"""
==========================================
Adversarial Losses for GANs
==========================================

This example demonstrates the various adversarial losses available in kaira for
training Generative Adversarial Networks (GANs).

We'll cover:
- Vanilla GAN Loss
- Wasserstein GAN Loss (WGAN)
- Least Squares GAN Loss (LSGAN)
- Hinge Loss
"""

from typing import Dict, List

import matplotlib.pyplot as plt

# %%
# First, let's import the necessary modules
import torch

from kaira.losses import LossRegistry

# %%
# Let's create some sample data to simulate discriminator outputs
batch_size = 128
real_logits = torch.randn(batch_size, 1) + 2.0  # Center around 2 for real samples
fake_logits = torch.randn(batch_size, 1) - 2.0  # Center around -2 for fake samples

# %%
# Now let's compare how different GAN losses behave

# Vanilla GAN Loss
vanilla_gan = LossRegistry.create("vanillaganloss")  # Changed from 'vanillagan' to 'vanillaganloss'
vanilla_d_loss = vanilla_gan.forward_discriminator(real_logits, fake_logits)
vanilla_g_loss = vanilla_gan.forward_generator(fake_logits)
print(f"Vanilla GAN - D Loss: {vanilla_d_loss:.4f}, G Loss: {vanilla_g_loss:.4f}")

# Wasserstein GAN Loss
wgan = LossRegistry.create("wassersteinganloss")
wgan_d_loss = wgan.forward_discriminator(real_logits, fake_logits)
wgan_g_loss = wgan.forward_generator(fake_logits)
print(f"WGAN - D Loss: {wgan_d_loss:.4f}, G Loss: {wgan_g_loss:.4f}")

# LSGAN Loss
lsgan = LossRegistry.create("lsganloss")
lsgan_d_loss = lsgan.forward_discriminator(real_logits, fake_logits)
lsgan_g_loss = lsgan.forward_generator(fake_logits)
print(f"LSGAN - D Loss: {lsgan_d_loss:.4f}, G Loss: {lsgan_g_loss:.4f}")

# Hinge Loss
hinge = LossRegistry.create("hingeloss")
hinge_d_loss = hinge.forward_discriminator(real_logits, fake_logits)
hinge_g_loss = hinge.forward_generator(fake_logits)
print(f"Hinge - D Loss: {hinge_d_loss:.4f}, G Loss: {hinge_g_loss:.4f}")


# %%
# Let's visualize how these losses respond to different discriminator outputs
def compute_losses(d_output):
    """Compute different GAN losses for a given discriminator output."""
    # Assume we're computing generator loss
    losses = {"Vanilla GAN": vanilla_gan.forward_generator(d_output), "WGAN": wgan.forward_generator(d_output), "LSGAN": lsgan.forward_generator(d_output), "Hinge": hinge.forward_generator(d_output)}
    return {k: v.item() for k, v in losses.items()}


# Generate range of discriminator outputs
d_outputs = torch.linspace(-5, 5, 100).unsqueeze(1)
loss_curves: Dict[str, List[float]] = {name: [] for name in ["Vanilla GAN", "WGAN", "LSGAN", "Hinge"]}

for d_out in d_outputs:
    losses = compute_losses(d_out.unsqueeze(0))
    for name, loss in losses.items():
        loss_curves[name].append(loss)

# %%
# Plot the generator loss curves
plt.figure(figsize=(10, 6))
for name, losses in loss_curves.items():
    plt.plot(d_outputs.squeeze().numpy(), losses, label=name)
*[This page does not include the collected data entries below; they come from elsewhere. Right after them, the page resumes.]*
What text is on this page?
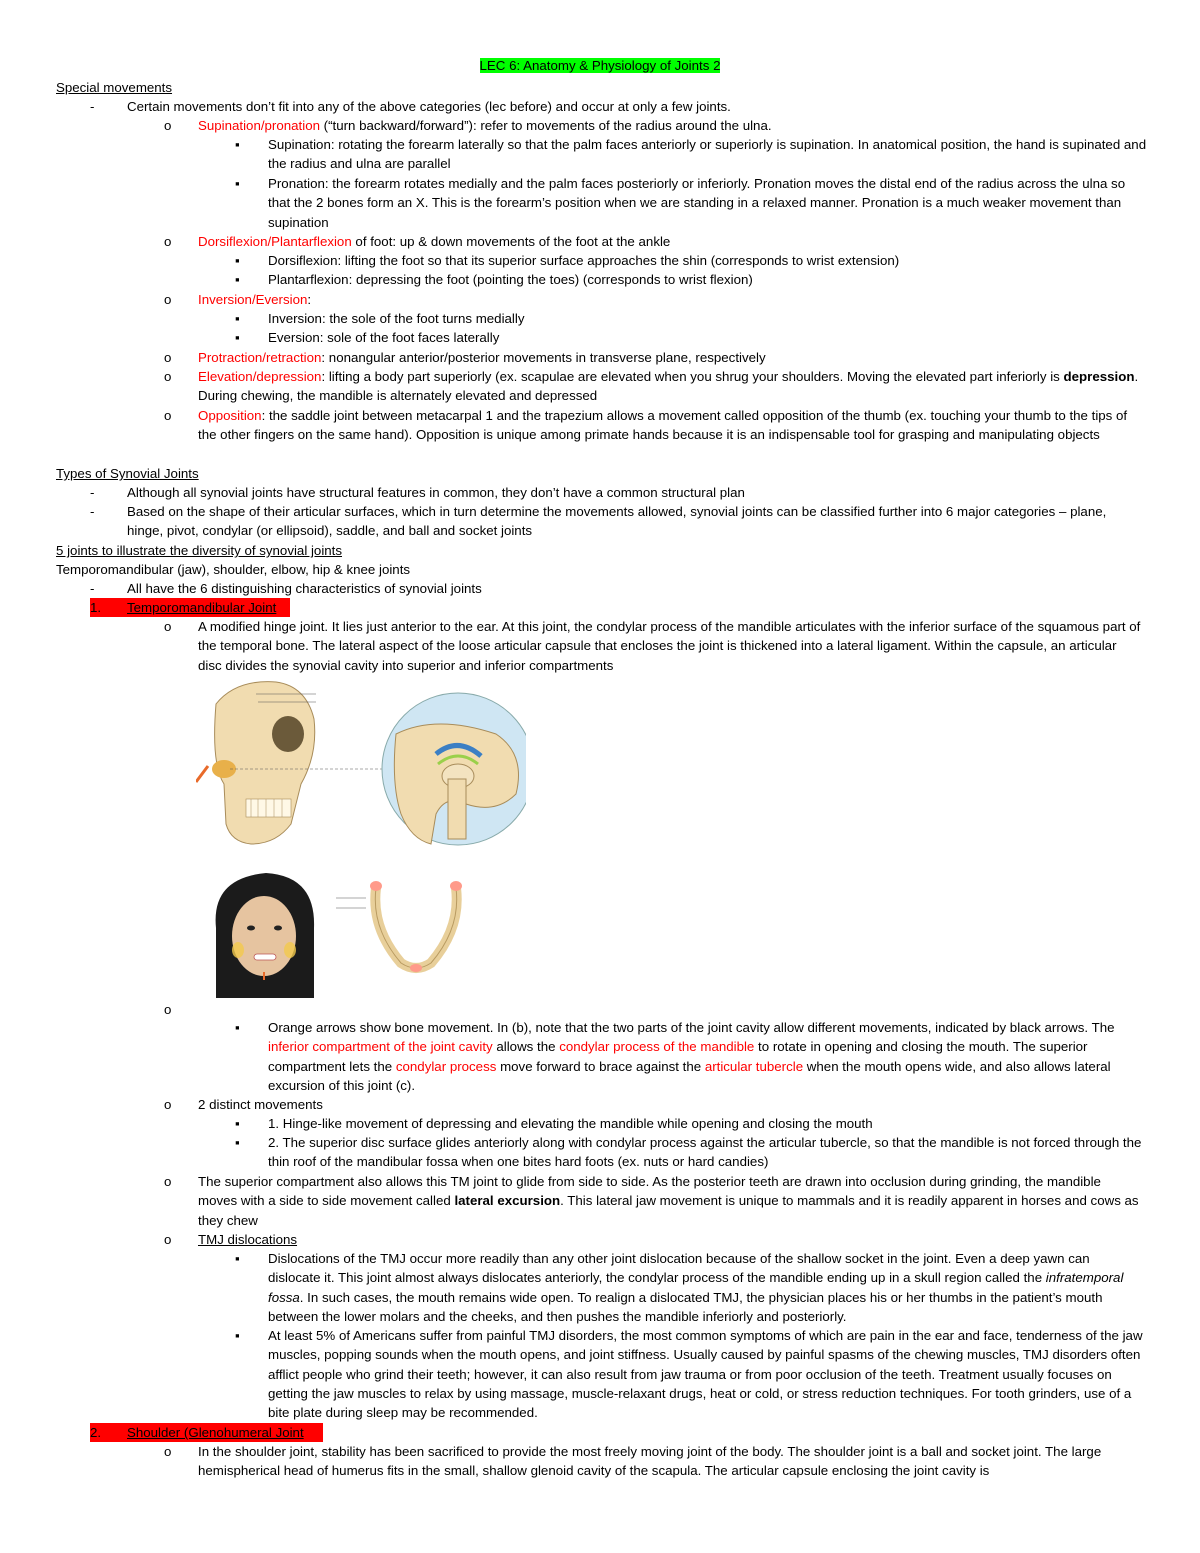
LEC 6: Anatomy & Physiology of Joints 2
Special movements
- Certain movements don’t fit into any of the above categories (lec before) and occur at only a few joints.
o Supination/pronation (“turn backward/forward”): refer to movements of the radius around the ulna.
▪ Supination: rotating the forearm laterally so that the palm faces anteriorly or superiorly is supination. In anatomical position, the hand is supinated and the radius and ulna are parallel
▪ Pronation: the forearm rotates medially and the palm faces posteriorly or inferiorly. Pronation moves the distal end of the radius across the ulna so that the 2 bones form an X. This is the forearm’s position when we are standing in a relaxed manner. Pronation is a much weaker movement than supination
o Dorsiflexion/Plantarflexion of foot: up & down movements of the foot at the ankle
▪ Dorsiflexion: lifting the foot so that its superior surface approaches the shin (corresponds to wrist extension)
▪ Plantarflexion: depressing the foot (pointing the toes) (corresponds to wrist flexion)
o Inversion/Eversion:
▪ Inversion: the sole of the foot turns medially
▪ Eversion: sole of the foot faces laterally
o Protraction/retraction: nonangular anterior/posterior movements in transverse plane, respectively
o Elevation/depression: lifting a body part superiorly (ex. scapulae are elevated when you shrug your shoulders. Moving the elevated part inferiorly is depression. During chewing, the mandible is alternately elevated and depressed
o Opposition: the saddle joint between metacarpal 1 and the trapezium allows a movement called opposition of the thumb (ex. touching your thumb to the tips of the other fingers on the same hand). Opposition is unique among primate hands because it is an indispensable tool for grasping and manipulating objects
Types of Synovial Joints
- Although all synovial joints have structural features in common, they don’t have a common structural plan
- Based on the shape of their articular surfaces, which in turn determine the movements allowed, synovial joints can be classified further into 6 major categories – plane, hinge, pivot, condylar (or ellipsoid), saddle, and ball and socket joints
5 joints to illustrate the diversity of synovial joints
Temporomandibular (jaw), shoulder, elbow, hip & knee joints
- All have the 6 distinguishing characteristics of synovial joints
1. Temporomandibular Joint
o A modified hinge joint. It lies just anterior to the ear. At this joint, the condylar process of the mandible articulates with the inferior surface of the squamous part of the temporal bone. The lateral aspect of the loose articular capsule that encloses the joint is thickened into a lateral ligament. Within the capsule, an articular disc divides the synovial cavity into superior and inferior compartments
o
▪ Orange arrows show bone movement. In (b), note that the two parts of the joint cavity allow different movements, indicated by black arrows. The inferior compartment of the joint cavity allows the condylar process of the mandible to rotate in opening and closing the mouth. The superior compartment lets the condylar process move forward to brace against the articular tubercle when the mouth opens wide, and also allows lateral excursion of this joint (c).
o 2 distinct movements
▪ 1. Hinge-like movement of depressing and elevating the mandible while opening and closing the mouth
▪ 2. The superior disc surface glides anteriorly along with condylar process against the articular tubercle, so that the mandible is not forced through the thin roof of the mandibular fossa when one bites hard foots (ex. nuts or hard candies)
o The superior compartment also allows this TM joint to glide from side to side. As the posterior teeth are drawn into occlusion during grinding, the mandible moves with a side to side movement called lateral excursion. This lateral jaw movement is unique to mammals and it is readily apparent in horses and cows as they chew
o TMJ dislocations
▪ Dislocations of the TMJ occur more readily than any other joint dislocation because of the shallow socket in the joint. Even a deep yawn can dislocate it. This joint almost always dislocates anteriorly, the condylar process of the mandible ending up in a skull region called the infratemporal fossa. In such cases, the mouth remains wide open. To realign a dislocated TMJ, the physician places his or her thumbs in the patient’s mouth between the lower molars and the cheeks, and then pushes the mandible inferiorly and posteriorly.
▪ At least 5% of Americans suffer from painful TMJ disorders, the most common symptoms of which are pain in the ear and face, tenderness of the jaw muscles, popping sounds when the mouth opens, and joint stiffness. Usually caused by painful spasms of the chewing muscles, TMJ disorders often afflict people who grind their teeth; however, it can also result from jaw trauma or from poor occlusion of the teeth. Treatment usually focuses on getting the jaw muscles to relax by using massage, muscle-relaxant drugs, heat or cold, or stress reduction techniques. For tooth grinders, use of a bite plate during sleep may be recommended.
2. Shoulder (Glenohumeral Joint
o In the shoulder joint, stability has been sacrificed to provide the most freely moving joint of the body. The shoulder joint is a ball and socket joint. The large hemispherical head of humerus fits in the small, shallow glenoid cavity of the scapula. The articular capsule enclosing the joint cavity is
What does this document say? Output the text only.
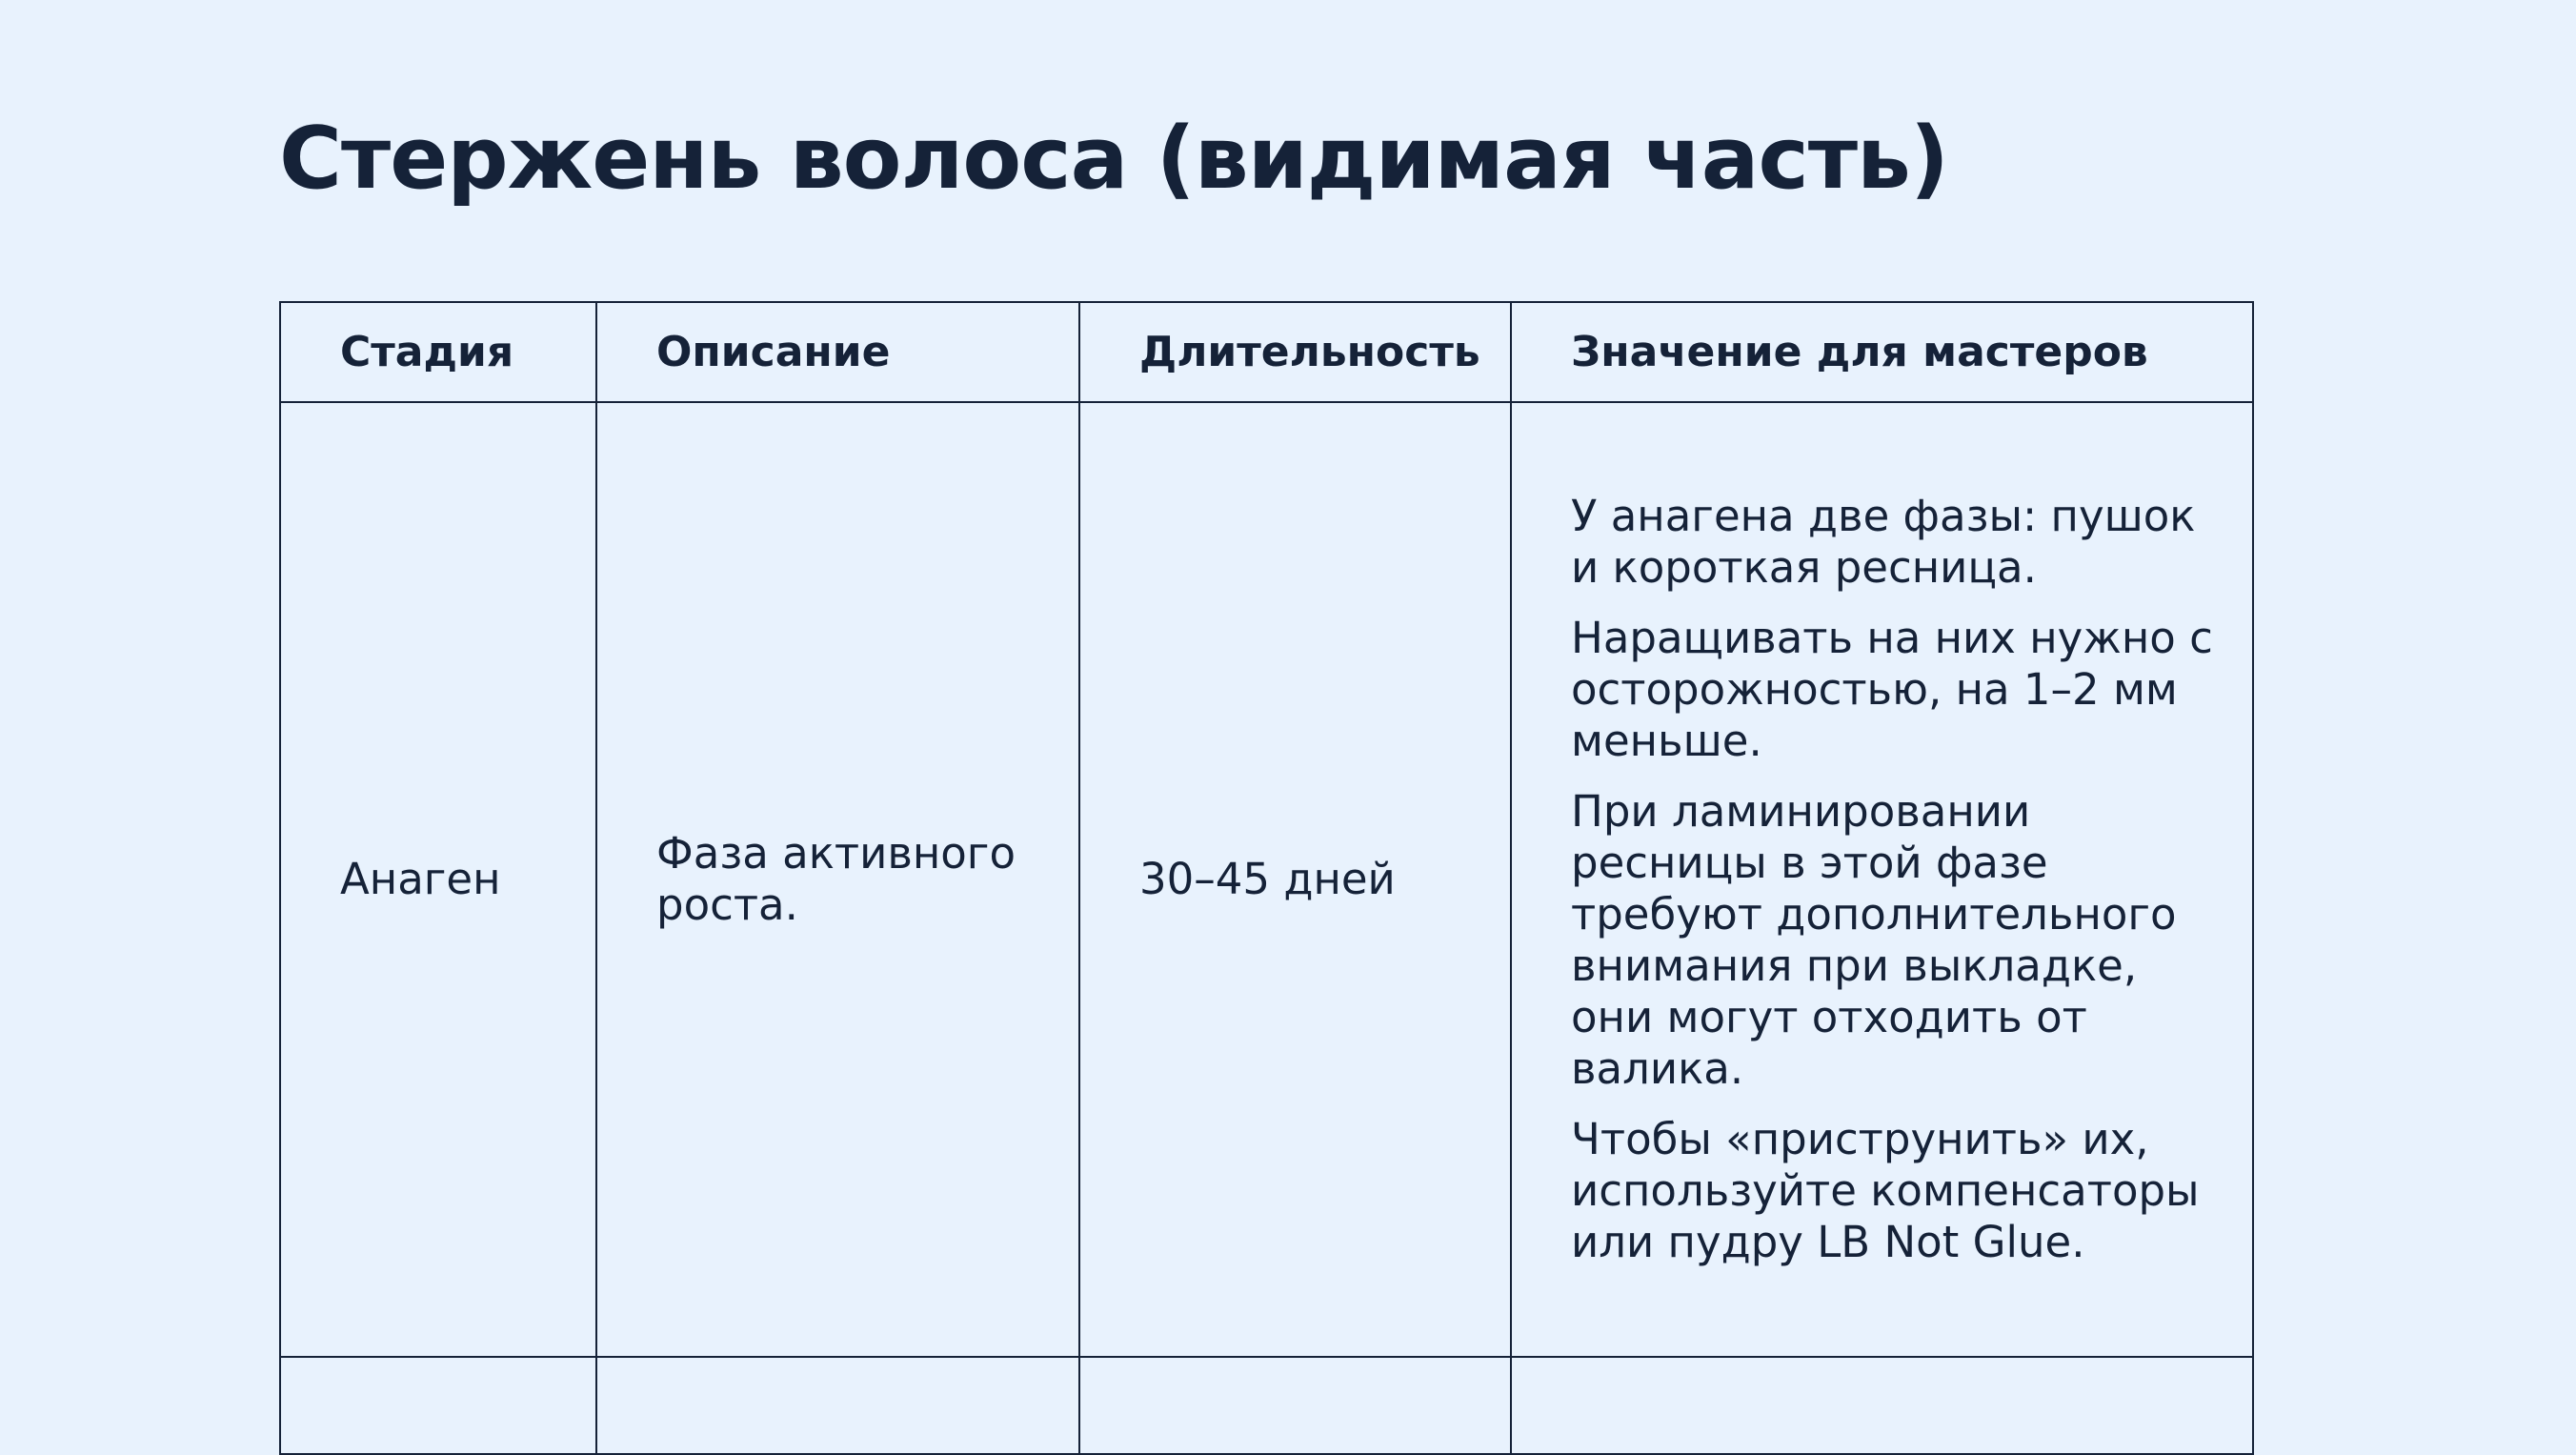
Стержень волоса (видимая часть)
Стадия	Описание	Длительность	Значение для мастеров
Анаген	Фаза активного роста.	30–45 дней	У анагена две фазы: пушок и короткая ресница.

Наращивать на них нужно с осторожностью, на 1–2 мм меньше.

При ламинировании ресницы в этой фазе требуют дополнительного внимания при выкладке, они могут отходить от валика.

Чтобы «приструнить» их, используйте компенсаторы или пудру LB Not Glue.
plt.xlabel("Discriminator Output")
plt.ylabel("Generator Loss")
plt.title("Generator Loss Curves for Different GAN Variants")
plt.legend()
plt.grid(True)
plt.tight_layout()
plt.show()


# %%
# Let's also visualize how the discriminator losses behave
def compute_d_losses(real_out, fake_out):
    """Compute discriminator losses for given real and fake outputs."""
    real_batch = real_out.expand(batch_size, 1)
    fake_batch = fake_out.expand(batch_size, 1)

    losses = {"Vanilla GAN": vanilla_gan.forward_discriminator(real_batch, fake_batch), "WGAN": wgan.forward_discriminator(real_batch, fake_batch), "LSGAN": lsgan.forward_discriminator(real_batch, fake_batch), "Hinge": hinge.forward_discriminator(real_batch, fake_batch)}
    return {k: v.item() for k, v in losses.items()}


# Generate combinations of real and fake outputs
real_range = torch.linspace(-2, 4, 20)
fake_range = torch.linspace(-4, 2, 20)
X, Y = torch.meshgrid(real_range, fake_range, indexing="ij")
Z = {name: torch.zeros_like(X) for name in ["Vanilla GAN", "WGAN", "LSGAN", "Hinge"]}

for i in range(len(real_range)):
    for j in range(len(fake_range)):
        losses = compute_d_losses(real_range[i].unsqueeze(0), fake_range[j].unsqueeze(0))
        for name, loss in losses.items():
            Z[name][i, j] = loss

# %%
# Plot discriminator loss surfaces
fig = plt.figure(figsize=(15, 10))
for idx, (name, loss_surface) in enumerate(Z.items(), 1):
    ax = fig.add_subplot(2, 2, idx, projection="3d")
    surf = ax.plot_surface(X.numpy(), Y.numpy(), loss_surface.numpy(), cmap="viridis")  # type: ignore[attr-defined]
    ax.set_xlabel("Real Output")
    ax.set_ylabel("Fake Output")
    ax.set_zlabel("Loss")  # type: ignore[attr-defined]
    ax.set_title(f"{name} Discriminator Loss")
    fig.colorbar(surf, ax=ax, shrink=0.5, aspect=5)

plt.tight_layout()
plt.show()

# %%
# This example illustrates the different behaviors of various GAN loss functions:
# - Vanilla GAN uses the original binary cross-entropy loss
# - WGAN directly optimizes the Wasserstein distance
# - LSGAN uses least squares loss for more stable training
# - Hinge loss provides an alternative formulation with margin
#
# The visualization shows how these losses respond differently to discriminator
# outputs, which can affect training dynamics and stability. WGAN and LSGAN
# typically provide more stable training compared to the original GAN loss.